High fantasy is a tricky genre to navigate and can be full of narrative pitfalls. Often times entries in the genre tread too close to cliche, or delve too deep into their own lore all at once and lose the audience. It takes a strong storyteller to reach into the genre and pull out something genuinely special. Recently, I was able to get my hands on a 60 minute preview build of the upcoming Ash of Gods from the small dev team at Aurum Dust and I walked away feeling a deep craving for more.
Right off the bat, the striking art direction of Ash of Gods impresses. The bold, colorful palette makes the character art leap off the screen and the animation is surprisingly fluid. Ash of Gods’ art felt like a living cartoon, similar in the vein of Dragon’s Lair and more recently Banner Saga; high quality, hand drawn Disney-esque aesthetic abounds. However, don’t let the Disney comparison lead you to draw conclusions that this is a bright and cheery game. The very first cinematic features tons of graphic sword battling on an epic scale that was really a sight to behold.
After the beautifully rendered battle, Ash of Gods shows off a taste of its gameplay in the tutorial. Aurum Dust describes the game as “a turn-based RPG featuring a rogue-like storytelling and CCG elements.” Obviously, this is a lot to take in at once, but the game does a good job of showing off its basic gameplay mechanics quickly and letting the player explore their options.
A standard battle in Ash of Gods takes place on a tile grid similar to tactical RPGs such as Final Fantasy Tactics. On the grid you move your selected character and position them for whatever attack or buff will benefit them the most. You have two bars to watch for on every character, Health and Energy. If a character runs out of energy they are susceptible to 2x attacks so you have to watch out when you sprint across the play area and unleash power attacks. You can choose to attack an enemies health or energy directly, whichever puts you at the advantage depending on the enemy.
In the preview I got to use a few different character classes such as warrior, fighter, archer, assassin, etc. each with a different array of attacks. I was able to put my warriors up front and buff their defense while an archer sat in the back row and pegged enemies with arrows and an assassin was sent around the side of the play area. According to Aurum Dust, the full release of Ash of Gods will include over 50 character classes that have different relationships to each other in battle, for better or worse.
The card game elements come into play in Ash of Gods during the battles. When you choose your load out you can choose a hand of 5 cards to play at any moment during your turn.

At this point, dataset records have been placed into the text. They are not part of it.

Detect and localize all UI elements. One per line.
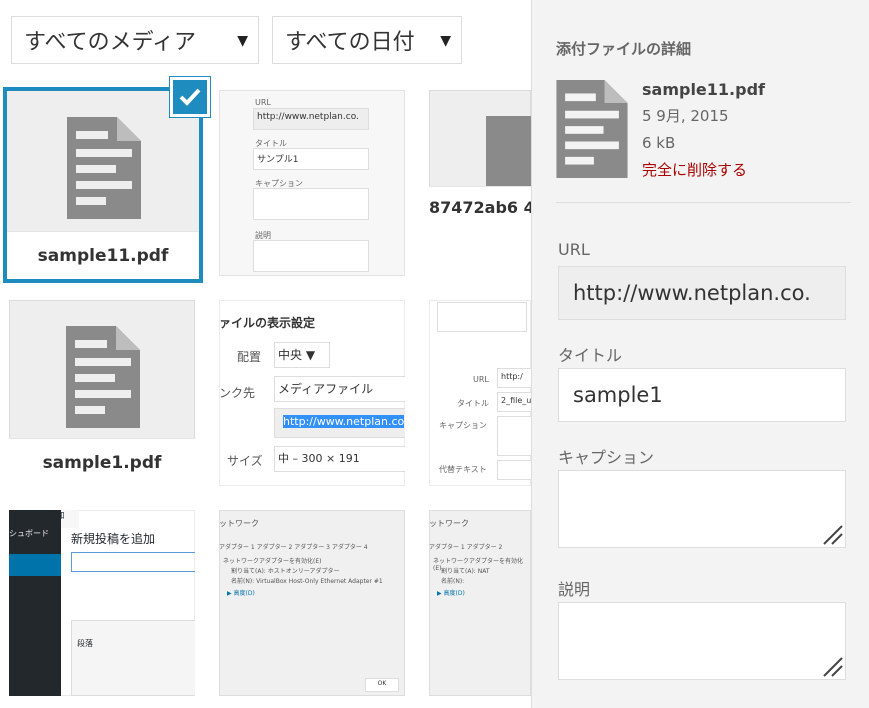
- selected-check-icon[interactable]: [170, 77, 210, 117]
- attachment-tile[interactable]: URL http:/ タイトル 2_file_u キャプション 代替テキスト: [429, 300, 531, 486]
- tile-text: OK: [365, 678, 399, 692]
- tile-text: 段落: [77, 639, 93, 648]
- tile-text: ネットワークアダプターを有効化(E): [223, 558, 322, 565]
- details-meta: sample11.pdf 5 9月, 2015 6 kB 完全に削除する: [642, 76, 765, 184]
- tile-box: [9, 554, 61, 576]
- attachment-tile[interactable]: sample1.pdf: [9, 300, 195, 486]
- tile-text: キャプション: [439, 421, 487, 430]
- tile-box: 中央 ▼: [274, 342, 330, 368]
- tile-box: [497, 460, 531, 480]
- tile-text: 代替テキスト: [439, 465, 487, 474]
- chevron-down-icon: ▼: [237, 33, 248, 49]
- date-filter-value: すべての日付: [285, 30, 415, 55]
- details-heading: 添付ファイルの詳細: [556, 40, 692, 58]
- title-label: タイトル: [558, 346, 623, 365]
- attachment-tile[interactable]: URL http://www.netplan.co. タイトル サンプル1 キャ…: [219, 90, 405, 276]
- tile-text: URL: [255, 98, 271, 107]
- tile-text: サンプル1: [253, 148, 369, 170]
- attachment-filename: 87472ab6 4592d519( 77c.p: [429, 186, 531, 276]
- attachment-tile[interactable]: 87472ab6 4592d519( 77c.p: [429, 90, 531, 276]
- tile-text: サイズ: [227, 454, 263, 468]
- attachment-tile[interactable]: ットワーク アダプター 1 アダプター 2 アダプター 3 アダプター 4 ネッ…: [219, 510, 405, 696]
- chevron-down-icon: ▼: [440, 33, 451, 49]
- delete-permanently-link[interactable]: 完全に削除する: [642, 157, 765, 184]
- tile-text: http://www.netplan.co: [283, 415, 405, 428]
- caption-label: キャプション: [558, 448, 655, 467]
- tile-text: URL: [473, 375, 489, 384]
- details-size: 6 kB: [642, 134, 676, 152]
- attachment-tile[interactable]: ァイルの表示設定 配置 中央 ▼ ンク先 メディアファイル http://www…: [219, 300, 405, 486]
- tile-text: ットワーク: [429, 519, 469, 528]
- tile-text: ットワーク: [219, 519, 259, 528]
- tile-text: 名前(N):: [441, 578, 465, 585]
- tile-text: ▶ 高度(D): [227, 590, 255, 597]
- details-date: 5 9月, 2015: [642, 107, 729, 125]
- date-filter[interactable]: すべての日付 ▼: [272, 16, 462, 64]
- tile-text: ▶ 高度(D): [437, 590, 465, 597]
- details-filename: sample11.pdf: [642, 80, 765, 99]
- tile-text: http://www.netplan.co.: [253, 108, 369, 130]
- media-type-filter[interactable]: すべてのメディア ▼: [11, 16, 259, 64]
- tile-text: 新規投稿を追加: [71, 532, 156, 546]
- divider: [556, 202, 851, 203]
- tile-text: 配置: [237, 350, 262, 364]
- tile-box: [497, 416, 531, 456]
- document-icon: [556, 80, 628, 178]
- attachment-filename: sample1.pdf: [9, 438, 195, 486]
- tile-text: ァイルの表示設定: [219, 316, 316, 330]
- tile-text: タイトル: [457, 399, 489, 408]
- tile-box: [71, 552, 195, 572]
- tile-text: アダプター 1 アダプター 2: [429, 544, 503, 551]
- resize-handle-icon[interactable]: [822, 656, 844, 678]
- attachment-tile[interactable]: ットワーク アダプター 1 アダプター 2 ネットワークアダプターを有効化(E)…: [429, 510, 531, 696]
- tile-text: 割り当て(A): ホストオンリーアダプター: [231, 568, 340, 575]
- tile-text: 中 – 300 × 191: [274, 446, 405, 472]
- url-field[interactable]: http://www.netplan.co.: [558, 266, 846, 320]
- tile-text: 割り当て(A): NAT: [441, 568, 490, 575]
- tile-text: http:/: [497, 368, 531, 388]
- tile-box: [253, 240, 369, 272]
- tile-text: 名前(N): VirtualBox Host-Only Ethernet Ada…: [231, 578, 383, 585]
- tile-text: メディアファイル: [274, 376, 405, 402]
- resize-handle-icon[interactable]: [822, 524, 844, 546]
- tile-box: [253, 188, 369, 220]
- tile-box: [437, 302, 527, 332]
- tile-text: アダプター 1 アダプター 2 アダプター 3 アダプター 4: [219, 544, 368, 551]
- attachment-details-panel: 添付ファイルの詳細 sample11.pdf 5 9月, 2015 6 kB 完…: [531, 0, 869, 708]
- tile-text: ンク先: [219, 386, 256, 400]
- attachment-tile[interactable]: シュボード 新規投稿を追加 メディアを追加 段落: [9, 510, 195, 696]
- url-label: URL: [558, 240, 590, 259]
- document-icon: [66, 326, 140, 428]
- media-type-filter-value: すべてのメディア: [24, 30, 197, 55]
- tile-text: 中央: [278, 348, 303, 362]
- tile-box: [71, 620, 195, 696]
- description-textarea[interactable]: [558, 602, 846, 680]
- tile-text: 2_file_u: [497, 392, 531, 412]
- tile-box: http://www.netplan.co: [274, 408, 405, 438]
- attachment-filename: sample11.pdf: [7, 231, 199, 279]
- caption-textarea[interactable]: [558, 470, 846, 548]
- title-field[interactable]: sample1: [558, 368, 846, 422]
- tile-text: シュボード: [9, 529, 49, 538]
- document-icon: [67, 117, 141, 219]
- description-label: 説明: [558, 580, 591, 599]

In the preview build I only got to use 2 different cards, an elemental attack and a buff. Functionally they work similar to spells, but they aren’t tied to any specific character and can be played during any of your characters turns. It was an interesting addition to the experience, but I personally thought that claiming it as a CCG element may have been a bit of an overstep. However, this could be expanded upon greatly in the final build.
Ash of Gods is a very narrative heavy game, as one would expect from a high fantasy RPG. While the orchestral score is very beautifully done and fits the theme of the game, I feel that a solid amount of voice acting would lend a lot of credence to the vast amount of story that is told. The game’s big bad comes in the form of evil deities known as reapers that are seeking to cleanse the land that reappear after years and years of people thinking they had been eradicated. You control a ragtag group as they fight against seemingly insurmountable odds. Not to generalize too much, but it’s a similar setup to Game of Thrones and the Whitewalkers, but there is definitely enough in the lore to separate the worlds.
Speaking of Game of Thrones, Ash of Gods features rogue-like storytelling which means that any character can die at any time. Nobody is protected by a layer of plot armor. I found this out first hand in the last battle I had in the preview, when the character that I just spent so much time learning about was killed due to my poor tactical decisions and was gone forever.
Unfortunately, due to the short nature of the preview, I wasn’t able to get a good sense of how this perma-death mechanic would ultimately play into the overall narrative, but I am for sure interested. It’s a definite risk in killing off a main character, even more so when you could theoretically kill off every perceived main character and keep the story going. Ultimately, my main takeaway from the preview of Ash of Gods is that I need to play more Ash of Gods. As all of these elements tie together in interesting ways, I am infinitely curious to see the finished tapestry.
This preview is based on an early access copy provided by the publisher.